Teilweise Aufhebung der Eier-Rückrufaktion Autor: A.Kockartz/Belga

Sa 12/08/2017 - 10:03 Update: Sa 12/08/2017 - 12:29 A.Kockartz/Belga Die belgische Bundesagentur für Lebensmittelsicherheit, FAVV, gibt Entwarnung für neun der 10 von einer Rückrufaktion betroffenen Eierchargen aus. Bei diesen Lieferungen konnte kein Insektenvernichtungsmittel Fipronil nachgewiesen werden. Nach Angaben der Behörden sind diese Chargen unbedenklich und für den Verzehr freigegeben. Inzwischen werden auch Legehennen auf Fipronil untersucht, teilt die FAVV mit.

Die Bundesagentur für Lebensmittelsicherheit (FAVV) hebt die Rückrufaktion von vermeintlich mit Fipronil belasteten Eiern teilweise auf. Analysen ergaben, dass der größte Teil dieser Eier keine erhöhten Fipronil-Werte aufweisen, so die FAVV. Damit wird die Rückrufaktion für neun von 10 Chargen beendet.

Die als unbedenklich erklärten Eierliegerungen tragen die folgenden Chargennummern: 2BE3084-02, 2BE3084-03, 2BE3084-06, 2BE3123-A, 2BE3123-B, 2BE3123-C, 3BE4004, 3BE4005, 1BE8016. Die Rückrufaktion gilt weiter für die Eier mit der Chargennummer 3BE3114. Weiter erreichbar ist die Infonummer zu Fragen zum Fipronil-/Eierskandal.
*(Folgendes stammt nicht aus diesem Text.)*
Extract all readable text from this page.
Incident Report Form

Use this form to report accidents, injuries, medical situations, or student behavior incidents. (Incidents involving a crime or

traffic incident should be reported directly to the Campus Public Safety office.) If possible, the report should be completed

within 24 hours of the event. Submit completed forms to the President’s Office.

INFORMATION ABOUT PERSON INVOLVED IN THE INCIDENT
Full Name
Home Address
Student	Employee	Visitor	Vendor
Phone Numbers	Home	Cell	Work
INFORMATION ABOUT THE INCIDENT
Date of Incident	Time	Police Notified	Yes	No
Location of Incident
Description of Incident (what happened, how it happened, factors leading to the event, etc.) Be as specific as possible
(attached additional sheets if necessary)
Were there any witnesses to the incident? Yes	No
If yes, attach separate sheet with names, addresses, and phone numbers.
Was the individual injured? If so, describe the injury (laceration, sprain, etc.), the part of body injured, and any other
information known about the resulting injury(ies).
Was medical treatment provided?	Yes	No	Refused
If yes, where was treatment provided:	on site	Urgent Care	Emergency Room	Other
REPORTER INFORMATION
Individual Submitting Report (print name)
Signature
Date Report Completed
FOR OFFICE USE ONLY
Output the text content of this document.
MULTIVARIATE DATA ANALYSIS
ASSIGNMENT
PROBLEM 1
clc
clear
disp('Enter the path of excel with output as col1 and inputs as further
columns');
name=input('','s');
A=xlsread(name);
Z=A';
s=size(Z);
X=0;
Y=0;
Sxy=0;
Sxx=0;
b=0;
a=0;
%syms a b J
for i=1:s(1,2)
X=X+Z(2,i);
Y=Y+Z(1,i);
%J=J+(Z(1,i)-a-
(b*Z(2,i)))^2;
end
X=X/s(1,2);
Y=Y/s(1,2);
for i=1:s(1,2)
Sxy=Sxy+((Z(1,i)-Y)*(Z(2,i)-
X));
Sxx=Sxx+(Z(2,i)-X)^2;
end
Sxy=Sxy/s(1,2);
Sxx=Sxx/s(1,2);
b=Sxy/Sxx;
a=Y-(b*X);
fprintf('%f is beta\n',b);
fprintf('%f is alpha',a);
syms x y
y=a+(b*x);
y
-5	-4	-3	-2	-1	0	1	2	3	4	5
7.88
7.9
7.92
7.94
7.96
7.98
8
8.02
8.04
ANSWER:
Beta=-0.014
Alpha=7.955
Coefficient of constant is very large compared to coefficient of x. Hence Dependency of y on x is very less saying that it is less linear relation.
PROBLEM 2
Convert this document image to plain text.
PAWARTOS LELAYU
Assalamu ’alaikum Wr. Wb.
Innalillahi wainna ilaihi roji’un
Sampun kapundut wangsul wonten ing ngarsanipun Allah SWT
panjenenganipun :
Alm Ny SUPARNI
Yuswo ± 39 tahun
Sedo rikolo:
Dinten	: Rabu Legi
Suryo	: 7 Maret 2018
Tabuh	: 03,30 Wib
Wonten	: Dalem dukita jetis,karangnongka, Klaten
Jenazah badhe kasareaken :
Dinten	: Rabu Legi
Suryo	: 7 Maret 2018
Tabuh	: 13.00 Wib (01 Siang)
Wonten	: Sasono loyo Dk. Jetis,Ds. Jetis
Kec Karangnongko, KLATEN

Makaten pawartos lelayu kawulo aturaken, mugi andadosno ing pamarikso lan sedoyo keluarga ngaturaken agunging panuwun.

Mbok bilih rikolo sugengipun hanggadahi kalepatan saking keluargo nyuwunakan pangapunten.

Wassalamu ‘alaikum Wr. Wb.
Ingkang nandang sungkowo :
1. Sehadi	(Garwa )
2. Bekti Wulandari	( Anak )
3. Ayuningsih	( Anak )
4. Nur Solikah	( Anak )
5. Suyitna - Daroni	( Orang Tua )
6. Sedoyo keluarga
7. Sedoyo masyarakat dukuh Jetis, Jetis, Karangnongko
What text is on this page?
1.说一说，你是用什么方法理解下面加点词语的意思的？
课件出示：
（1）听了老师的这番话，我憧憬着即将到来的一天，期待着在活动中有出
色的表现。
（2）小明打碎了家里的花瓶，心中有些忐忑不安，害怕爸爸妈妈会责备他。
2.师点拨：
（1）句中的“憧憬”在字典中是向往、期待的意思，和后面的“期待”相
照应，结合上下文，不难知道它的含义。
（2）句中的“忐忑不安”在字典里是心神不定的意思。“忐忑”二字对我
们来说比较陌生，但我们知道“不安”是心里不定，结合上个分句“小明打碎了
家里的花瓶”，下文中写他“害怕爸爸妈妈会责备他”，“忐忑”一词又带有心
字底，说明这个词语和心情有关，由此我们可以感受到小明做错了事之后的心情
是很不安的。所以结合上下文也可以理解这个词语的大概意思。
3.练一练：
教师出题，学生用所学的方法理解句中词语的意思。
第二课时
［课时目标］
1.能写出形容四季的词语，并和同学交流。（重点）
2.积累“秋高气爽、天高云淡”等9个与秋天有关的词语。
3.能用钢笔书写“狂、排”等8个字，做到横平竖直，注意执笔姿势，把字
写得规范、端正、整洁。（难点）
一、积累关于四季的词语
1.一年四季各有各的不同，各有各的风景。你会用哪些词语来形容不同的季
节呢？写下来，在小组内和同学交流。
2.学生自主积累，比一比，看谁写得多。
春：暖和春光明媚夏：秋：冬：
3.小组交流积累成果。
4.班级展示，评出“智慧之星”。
Das ist die belgische Gtratisnummer 0800 13 550.

Laut FAVV wurden die eigenen Analysen noch einmal von unabhängigen Experten betätigt. Die Eier wurden mehrmals analysiert und die Resultate dieser Untersuchungen waren in allen Fällen gleich. Für drei der von den Behörden blockierten Eierhöfe bedeutet dies, dass sie ihre Produktion wieder aufnehmen können. 47 andere Betriebe bleiben hingegen weiter geschlossen und müssen die Eier ihrer Legehennen vorerst noch vernichten.

Fleisch von Legehennen auf Fipronil geprüft

Inzwischen kontrolliert die Agentur für Lebensmittelsicherheit auch, ob das Fleisch von Legehennen in Ställen und Batterien mit dem verbotenen Insektenmittel Fipronil verseucht ist. Nach einer Meldung der flämischen Tageszeitung De Standaard liegt dies auf der Hand, da Legehennen nach einer gewissen Zeit geschlachtet werden und in anderen Lebensmitteln, wie z.B. Hühnersuppe weiterverarbeitet werden.

Laut FAVV werden konkret Hühner überprüft, die auf ihre Schlachtung warten. Man wolle sicher sein, dass diese Hennen Fipronil-frei sind, bevor sie geschlachtet werden bzw. bevor ihr Fleisch weiter in die Lebensmittelkette kommt.

Brathähnchen und Geflügel, dass zu Filet oder zu Schnitzel verarbeitet wird, ist nach Angaben der Lebensmittelschützer nicht von dem Problem betroffen, denn diese Tiere würden geschlachtet, bevor sie von Blutläusen befallen werden können. Dementsprechend würden deren Stallungen auch nicht mit eventuell Fipronil-verseuchten Reinigungsmitteln geputzt.